His heart hardened at the thought of his collection becoming fodder for kleptomaniacal neighbors and their dark, twisted sexual fantasies, which were almost definitely darker and more twisted than his own. The bad thoughts came rushing back in, washing over him in a ferocious riptide of hatred and paranoia. This was it. He was going to be murdered. Tonight. And it was anyone’s guess how long it would take for someone to find his body, considering how far out of his way he’d gone to alienate all his friends and family. Why had he done that? He couldn’t remember. Everything seemed so far away from him now. Now that he was cold and alone and legally blind, and had nothing in the world to hold onto other than some raw unpeeled shrimp, a pair of fatigued Egyptian asps, and a bottle of actually pretty decent sparkling white wine. Why do such bad things happen to such mediocre people? He thought.

I guess we’ll never know, Mr. Belle said aloud, provoking looks of sad derision from the ancient Russian women with their rolling wire baskets and headscarves and hard-earned wisdom etched deep into the lines of their faces as they tried not to look at him. I’m too beautiful for this world, he announced to the bread line, and the wine steward, and the fishmonger, and finally to the khaki and Polo wearing goons holding vigil over the front door. I’m going to kill all of you, he said in a voice so calm and even that he had a difficult time believing it was his own.

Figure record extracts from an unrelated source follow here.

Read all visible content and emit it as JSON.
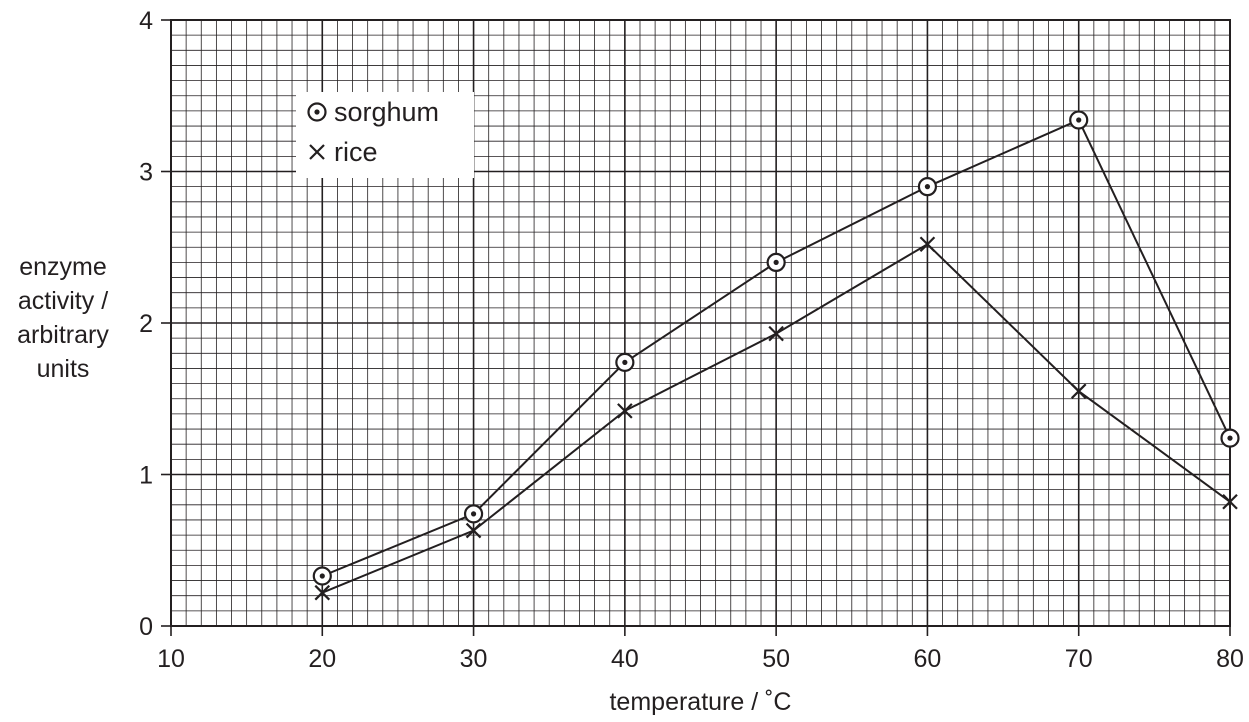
{
  "chart_data": {
    "type": "line",
    "xlabel": "temperature / ˚C",
    "ylabel_lines": [
      "enzyme",
      "activity /",
      "arbitrary",
      "units"
    ],
    "xlim": [
      10,
      80
    ],
    "ylim": [
      0,
      4
    ],
    "x_ticks": [
      10,
      20,
      30,
      40,
      50,
      60,
      70,
      80
    ],
    "y_ticks": [
      0,
      1,
      2,
      3,
      4
    ],
    "grid": true,
    "legend_position": "top-left",
    "x": [
      20,
      30,
      40,
      50,
      60,
      70,
      80
    ],
    "series": [
      {
        "name": "sorghum",
        "marker": "circle-dot",
        "values": [
          0.33,
          0.74,
          1.74,
          2.4,
          2.9,
          3.34,
          1.24
        ]
      },
      {
        "name": "rice",
        "marker": "cross",
        "values": [
          0.22,
          0.63,
          1.42,
          1.93,
          2.52,
          1.55,
          0.82
        ]
      }
    ],
    "colors": {
      "line": "#231f20",
      "grid": "#231f20",
      "background": "#ffffff"
    }
  }
}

Tucking prawn between each of his fingers to maximize the brutality of his punches, Mr. Belle launched himself at the automated doors: kicking, scratching, biting and punching anyone foolish enough to come within his reach. Punching God right in the face, as if to say: you made a terrible mistake when you deprived me of everything worthwhile in this world. And: if only I had a snack, a hammock and a friend I might not have become the homicidal gourmand/rock-hound you now see before you, growing and transforming like a red dragon of death.

He didn’t want to die. Especially not at the Fred Meyer’s. But life is never what it should and could be, and he would never whisper sweet nothings to a loved one, so he pushed into the onslaught with thoughts of Henry V plaguing his confidence. If only I could be Falstaff, he thought. Falstaff, if only for a day. If only I could relate to another human being. This project has been all but worthless, and now I rise from these wretched shores like an angel of death, and I won’t stop until the tobacco counter and carpet-shampoo rental center run red with the blood of my enemies. I am forsaken, and so I forsake thee and all those waiting in line for cigarettes and lottery tickets.

Everyone must pay the price, he screamed as the conservatively dressed hordes tore his body asunder and his teeth clacked and his organs flowed out towards the florist kiosk where the dead Christmas trees waited eternally for a loving and misguided consumer of second-rate goods. Everyone must pay.


About Eli Hopkins <<<--- sex of the meeting on 1 sex twice sexy young girls are waiting for you here.


  1. It’s a voight-kampff test right?

    Oh well, frigging loved it.


    Eli Your story is brilliantly funny. I always laugh at your images. You have a real gift for having fun with human quirks of neurosis…or worse…in a way that makes us all feel included.

  3. Mike

    Mr. Belle seems like the kind of fellow to punch the shit out of one’s dinner.